Tesla keeps sliding on doubts it has cash to go private

Esha Dey
Bloomberg News

Tesla Inc. slid further on Elon Musk’s acknowledgment of the hurdles standing in the way of his effort to take the company private and the emergence of another electric-car company that could be attracting interest from a key investor.

The stock tumbled as much as 5.7 percent at the open of trading Monday, as JPMorgan scrapped any modeling in its price target for the possibility that Musk will buy out some investors at $420 a share. Analyst Ryan Brinkman, who rates Tesla the equivalent of a sell, said such a deal is “potentially far from even being formally proposed.”

The bearish analysis followed a report Sunday that Saudi Arabia’s sovereign wealth fund – the very investor that Musk has described as a linchpin of his plan to take Tesla private – was considering buying a stake in another U.S. electric-car company. The Saudis’ Public Investment Fund, which recently purchased almost 5 percent of Tesla, is in talks for a separate $1 billion investment in Lucid Motors Inc. that would give the fund control of that fledgling automaker, Reuters reported.

The news combined to extend the trauma of last week, when Tesla shares plummeted 14 percent, the steepest drop since February 2016. Musk, 47, gave an alarming interview to the New York Times in which he said no one reviewed his tweet about taking the company private before he posted it. His description of using a prescription drug to sleep and of the toll that leading Tesla has taken on his personal life also raised questions about the well-being of the larger-than-life chief executive officer.

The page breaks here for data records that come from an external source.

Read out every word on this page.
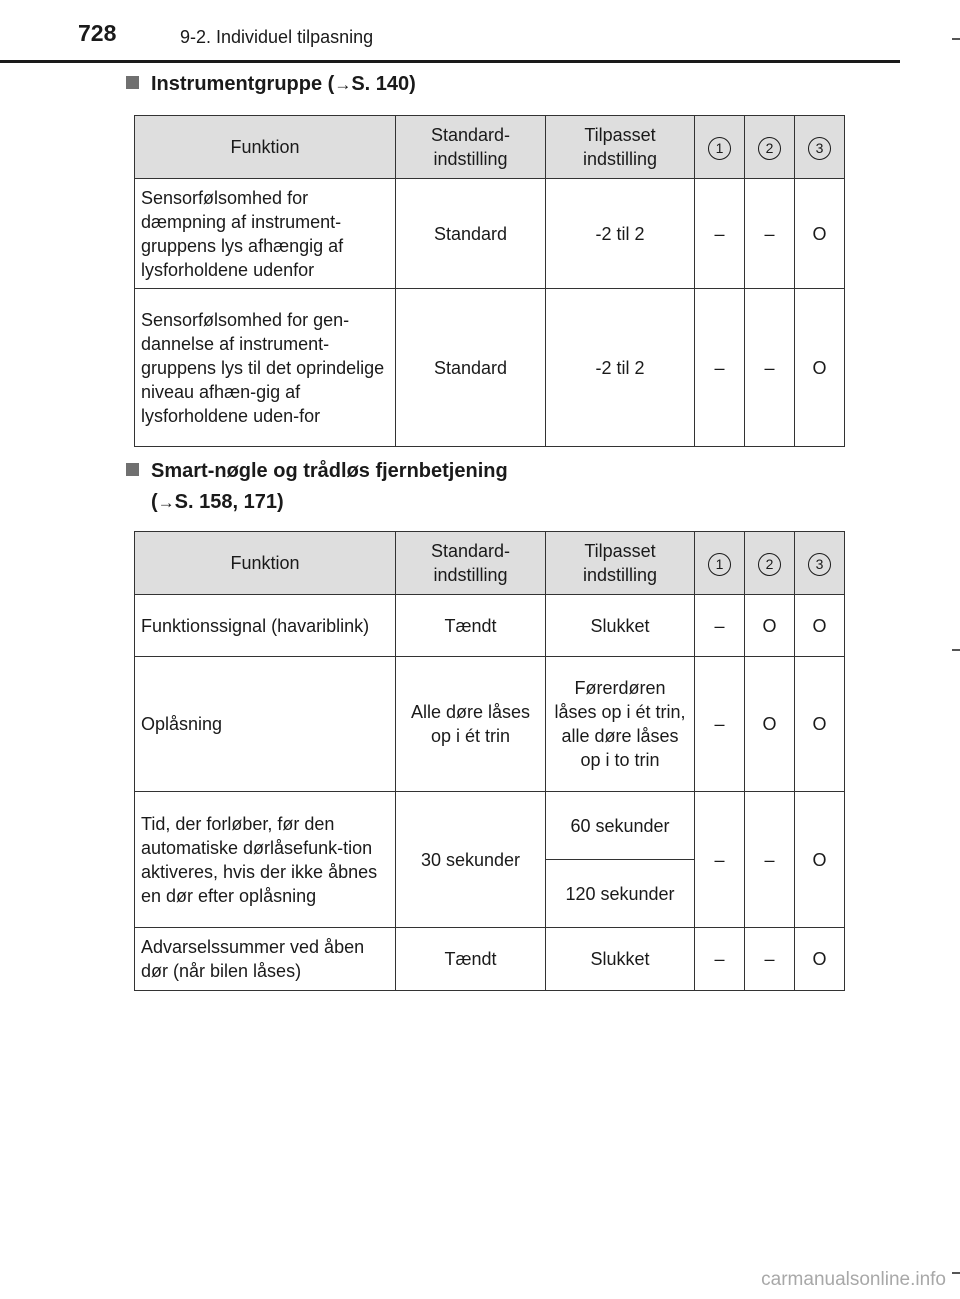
728	9-2. Individuel tilpasning
Instrumentgruppe (→S. 140)
Funktion	Standard-indstilling	Tilpasset indstilling	1	2	3
Sensorfølsomhed for dæmpning af instrument-gruppens lys afhængig af lysforholdene udenfor	Standard	-2 til 2	–	–	O
Sensorfølsomhed for gen-dannelse af instrument-gruppens lys til det oprindelige niveau afhæn-gig af lysforholdene uden-for	Standard	-2 til 2	–	–	O
Smart-nøgle og trådløs fjernbetjening
(→S. 158, 171)
Funktion	Standard-indstilling	Tilpasset indstilling	1	2	3
Funktionssignal (havariblink)	Tændt	Slukket	–	O	O
Oplåsning	Alle døre låses op i ét trin	Førerdøren låses op i ét trin, alle døre låses op i to trin	–	O	O
Tid, der forløber, før den automatiske dørlåsefunk-tion aktiveres, hvis der ikke åbnes en dør efter oplåsning	30 sekunder	60 sekunder	–	–	O
		120 sekunder			
Advarselssummer ved åben dør (når bilen låses)	Tændt	Slukket	–	–	O
carmanualsonline.info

Tesla shares pared early declines and were down 3 percent to $296.33 as of 9:45 a.m. in New York. Last week’s rout wiped out the stock’s year-to-date gain.

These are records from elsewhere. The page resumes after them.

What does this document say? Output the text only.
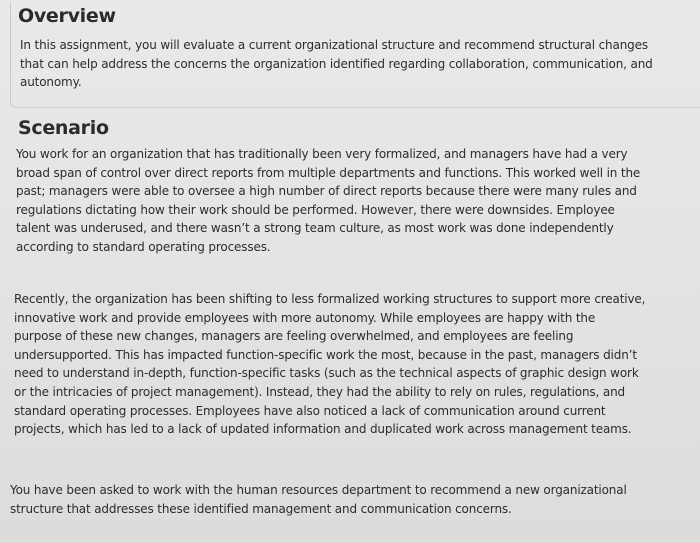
Overview
In this assignment, you will evaluate a current organizational structure and recommend structural changes
that can help address the concerns the organization identified regarding collaboration, communication, and
autonomy.
Scenario
You work for an organization that has traditionally been very formalized, and managers have had a very
broad span of control over direct reports from multiple departments and functions. This worked well in the
past; managers were able to oversee a high number of direct reports because there were many rules and
regulations dictating how their work should be performed. However, there were downsides. Employee
talent was underused, and there wasn’t a strong team culture, as most work was done independently
according to standard operating processes.
Recently, the organization has been shifting to less formalized working structures to support more creative,
innovative work and provide employees with more autonomy. While employees are happy with the
purpose of these new changes, managers are feeling overwhelmed, and employees are feeling
undersupported. This has impacted function-specific work the most, because in the past, managers didn’t
need to understand in-depth, function-specific tasks (such as the technical aspects of graphic design work
or the intricacies of project management). Instead, they had the ability to rely on rules, regulations, and
standard operating processes. Employees have also noticed a lack of communication around current
projects, which has led to a lack of updated information and duplicated work across management teams.
You have been asked to work with the human resources department to recommend a new organizational
structure that addresses these identified management and communication concerns.
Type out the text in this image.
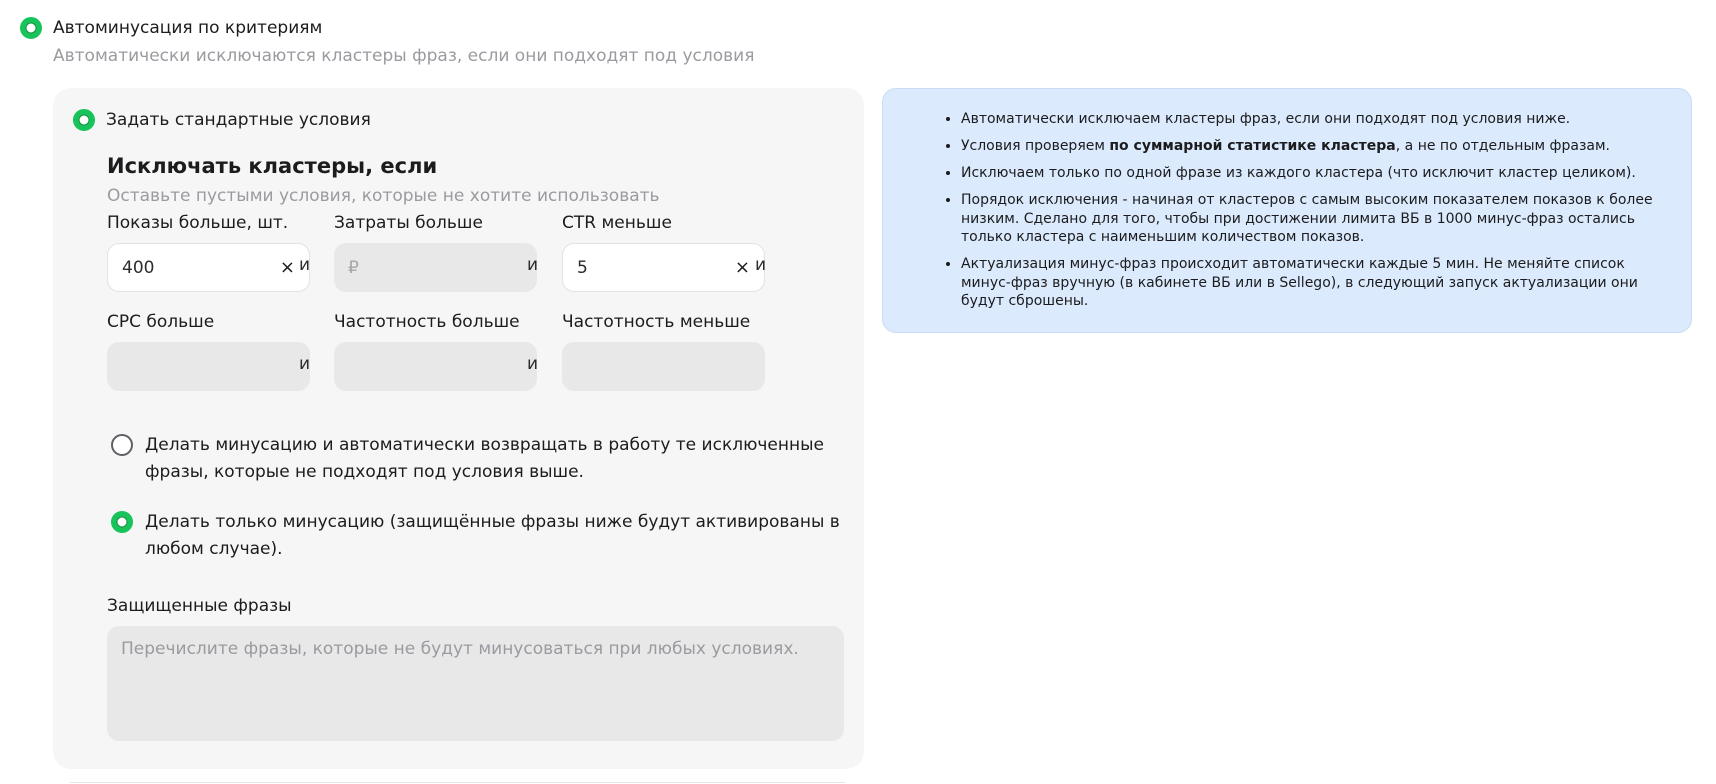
Автоминусация по критериям
Автоматически исключаются кластеры фраз, если они подходят под условия
Задать стандартные условия
Исключать кластеры, если
Оставьте пустыми условия, которые не хотите использовать
Показы больше, шт.
400	× и
Затраты больше
₽	и
CTR меньше
5	× и
CPC больше
и
Частотность больше
и
Частотность меньше
Делать минусацию и автоматически возвращать в работу те исключенные фразы, которые не подходят под условия выше.
Делать только минусацию (защищённые фразы ниже будут активированы в любом случае).
Защищенные фразы
Перечислите фразы, которые не будут минусоваться при любых условиях.
• Автоматически исключаем кластеры фраз, если они подходят под условия ниже.
• Условия проверяем по суммарной статистике кластера, а не по отдельным фразам.
• Исключаем только по одной фразе из каждого кластера (что исключит кластер целиком).
• Порядок исключения - начиная от кластеров с самым высоким показателем показов к более низким. Сделано для того, чтобы при достижении лимита ВБ в 1000 минус-фраз остались только кластера с наименьшим количеством показов.
• Актуализация минус-фраз происходит автоматически каждые 5 мин. Не меняйте список минус-фраз вручную (в кабинете ВБ или в Sellego), в следующий запуск актуализации они будут сброшены.
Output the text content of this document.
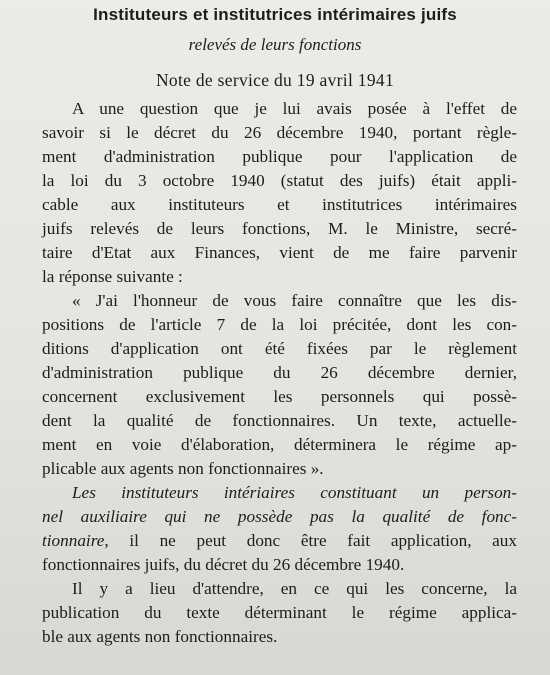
Instituteurs et institutrices intérimaires juifs

relevés de leurs fonctions

Note de service du 19 avril 1941

A une question que je lui avais posée à l'effet de

savoir si le décret du 26 décembre 1940, portant règle-

ment d'administration publique pour l'application de

la loi du 3 octobre 1940 (statut des juifs) était appli-

cable aux instituteurs et institutrices intérimaires

juifs relevés de leurs fonctions, M. le Ministre, secré-

taire d'Etat aux Finances, vient de me faire parvenir

la réponse suivante :

« J'ai l'honneur de vous faire connaître que les dis-

positions de l'article 7 de la loi précitée, dont les con-

ditions d'application ont été fixées par le règlement

d'administration publique du 26 décembre dernier,

concernent exclusivement les personnels qui possè-

dent la qualité de fonctionnaires. Un texte, actuelle-

ment en voie d'élaboration, déterminera le régime ap-

plicable aux agents non fonctionnaires ».

Les instituteurs intériaires constituant un person-

nel auxiliaire qui ne possède pas la qualité de fonc-

tionnaire, il ne peut donc être fait application, aux

fonctionnaires juifs, du décret du 26 décembre 1940.

Il y a lieu d'attendre, en ce qui les concerne, la

publication du texte déterminant le régime applica-

ble aux agents non fonctionnaires.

Brinkman, who had hiked his price target on Tesla to $308 after Musk’s initial take-private tweet on Aug. 7, dropped it back to the earlier level of $195. He cited the CEO’s Aug. 13 blog post in which he said the Saudi PIF had asked for more information about how the transaction could be pulled off.

“We now believe that such a process appears much less developed than we had earlier presumed,” Brinkman wrote in a note to clients. Taking Tesla private may be “more along the lines of high level intention” than a firm plan, the analyst said, so formally incorporating it into valuation analysis “seems premature at this time.”